Проблема была в зуде между числами. От 1 до 4 и от 6 до 9 мое сознание страдало. Пятки были терпимы, десятки — идеальны. Но 20 всегда привлекал внимание. Возможно, именно это и привело к моему аресту. Но нужно было почесать этот зуд. Это чувство напоминало жажду вампиров из старых ужасов — боль, которую невозможно утолить.
Мое привыкание к четным числам началось еще в детстве. Даже возраст — 40. Мне нужно было дожить до полных четырех десятков. Без четных чисел я чувствовал себя неуверенно. Это было нечто большее, чем просто привычка — это была потребность.
Первое убийство произошло, когда мне было двенадцать. Я шел домой через лес, где редко хаживали дети. Там я наткнулся на мужчину, раненного в аварии. Он уже искал конец, но я ускорил его приход. Это было просто. Никакого чувства вины — только острые ощущения. Тот человек так и не попался. Горы северных районов обеспечивали мне укрытие.

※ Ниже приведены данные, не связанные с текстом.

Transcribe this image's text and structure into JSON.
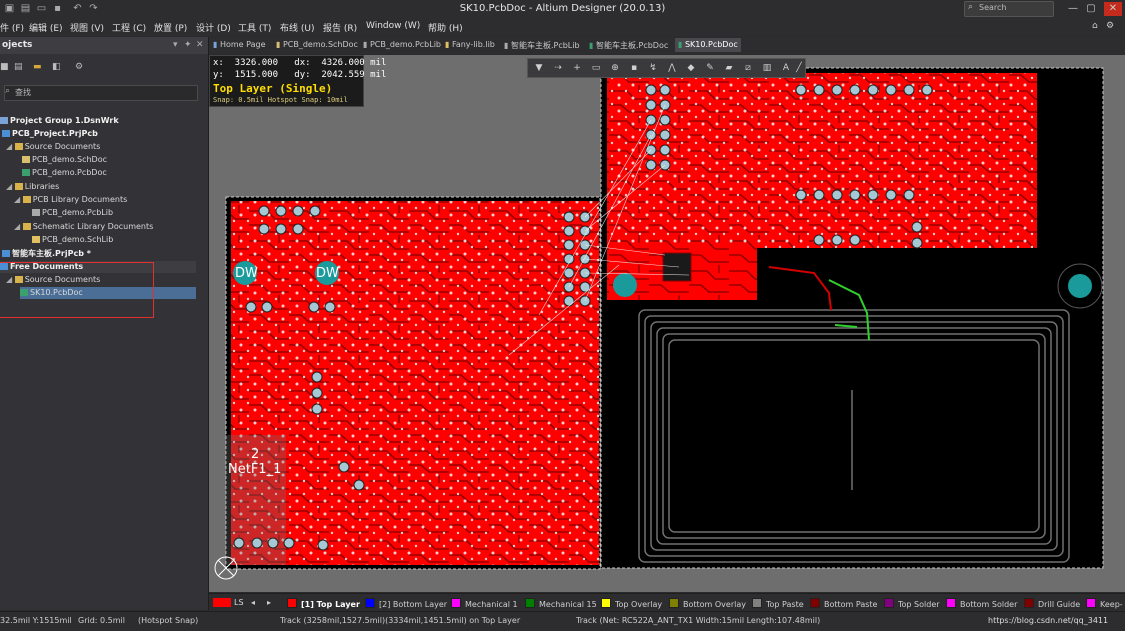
{
  "window": {
    "title": "SK10.PcbDoc - Altium Designer (20.0.13)",
    "search_placeholder": "Search"
  },
  "menu": [
    "件 (F)",
    "编辑 (E)",
    "视图 (V)",
    "工程 (C)",
    "放置 (P)",
    "设计 (D)",
    "工具 (T)",
    "布线 (U)",
    "报告 (R)",
    "Window (W)",
    "帮助 (H)"
  ],
  "projects_panel": {
    "title": "ojects",
    "search_placeholder": "查找",
    "tree": [
      {
        "label": "Project Group 1.DsnWrk",
        "bold": true
      },
      {
        "label": "PCB_Project.PrjPcb",
        "bold": true
      },
      {
        "label": "Source Documents"
      },
      {
        "label": "PCB_demo.SchDoc"
      },
      {
        "label": "PCB_demo.PcbDoc"
      },
      {
        "label": "Libraries"
      },
      {
        "label": "PCB Library Documents"
      },
      {
        "label": "PCB_demo.PcbLib"
      },
      {
        "label": "Schematic Library Documents"
      },
      {
        "label": "PCB_demo.SchLib"
      },
      {
        "label": "智能车主板.PrjPcb *",
        "bold": true
      },
      {
        "label": "Free Documents",
        "bold": true
      },
      {
        "label": "Source Documents"
      },
      {
        "label": "SK10.PcbDoc",
        "selected": true
      }
    ]
  },
  "tabs": [
    "Home Page",
    "PCB_demo.SchDoc",
    "PCB_demo.PcbLib",
    "Fany-lib.lib",
    "智能车主板.PcbLib",
    "智能车主板.PcbDoc",
    "SK10.PcbDoc"
  ],
  "active_tab": "SK10.PcbDoc",
  "coords": {
    "x_line": "x:  3326.000   dx:  4326.000 mil",
    "y_line": "y:  1515.000   dy:  2042.559 mil",
    "layer": "Top Layer (Single)",
    "snap": "Snap: 0.5mil Hotspot Snap: 10mil"
  },
  "board": {
    "designators": [
      "DW",
      "DW"
    ],
    "net_label_num": "2",
    "net_label": "NetF1_1"
  },
  "layers": [
    {
      "label": "[1] Top Layer",
      "color": "#ff0000",
      "active": true
    },
    {
      "label": "[2] Bottom Layer",
      "color": "#0000ff"
    },
    {
      "label": "Mechanical 1",
      "color": "#ff00ff"
    },
    {
      "label": "Mechanical 15",
      "color": "#008000"
    },
    {
      "label": "Top Overlay",
      "color": "#ffff00"
    },
    {
      "label": "Bottom Overlay",
      "color": "#808000"
    },
    {
      "label": "Top Paste",
      "color": "#808080"
    },
    {
      "label": "Bottom Paste",
      "color": "#800000"
    },
    {
      "label": "Top Solder",
      "color": "#800080"
    },
    {
      "label": "Bottom Solder",
      "color": "#ff00ff"
    },
    {
      "label": "Drill Guide",
      "color": "#800000"
    },
    {
      "label": "Keep-",
      "color": "#ff00ff"
    }
  ],
  "layer_set": "LS",
  "status": {
    "coords": "32.5mil Y:1515mil",
    "grid": "Grid: 0.5mil",
    "snap": "(Hotspot Snap)",
    "track1": "Track (3258mil,1527.5mil)(3334mil,1451.5mil) on Top Layer",
    "track2": "Track (Net: RC522A_ANT_TX1 Width:15mil Length:107.48mil)",
    "watermark": "https://blog.csdn.net/qq_3411"
  },
  "colors": {
    "top_layer": "#ff0000",
    "board_black": "#000000",
    "canvas": "#6e6e6e",
    "pad_teal": "#1a9a9a",
    "selection": "#4a6e96"
  }
}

Постепенно это усилилось. Я учился скрывать свою истинную сущность. Кажется, в этом я был мастером. Я выглядел нормально — старался помочь всем, улыбался, говорил вежливо. А между тем я собирал осколки своих жертв. Моя сеть перевозок давала мне свободу передвижения. Я был хозяином — и этим пользовался.
Мне ненавидят всех. Но особенно тех, кто не похож на меня. Это не про расы — это про слабость. Я использую их доверчивость, их необходимость верить в добро. Как блохи на шее у слепца.
Арест произошел в. Я ехал по заднему маршруту, когда наткнулся на женщину вBroken-downа. Она выглядела слабой и неопытной. Я пригласил ее в машину — и взял ее как последний номер в цепочке. Это должно было положить конец. Но все пошло не так.
Полицейский остановил меня. Первый раз за долгое время сомнений. Он знал мое имя. Без лишних слов он схватил меня. Вскоре все изменилось — оружие, кровь, его собственные ошибки. Это была техническая ошибка — и она изменила все.
Суды были бесконечными. Я рассказал все — но все равно получил 1001 пожизненный срок. Не за то, чтобы отомстить, а чтобы напомнить каждому, что некоторые преступления не имеют искупления.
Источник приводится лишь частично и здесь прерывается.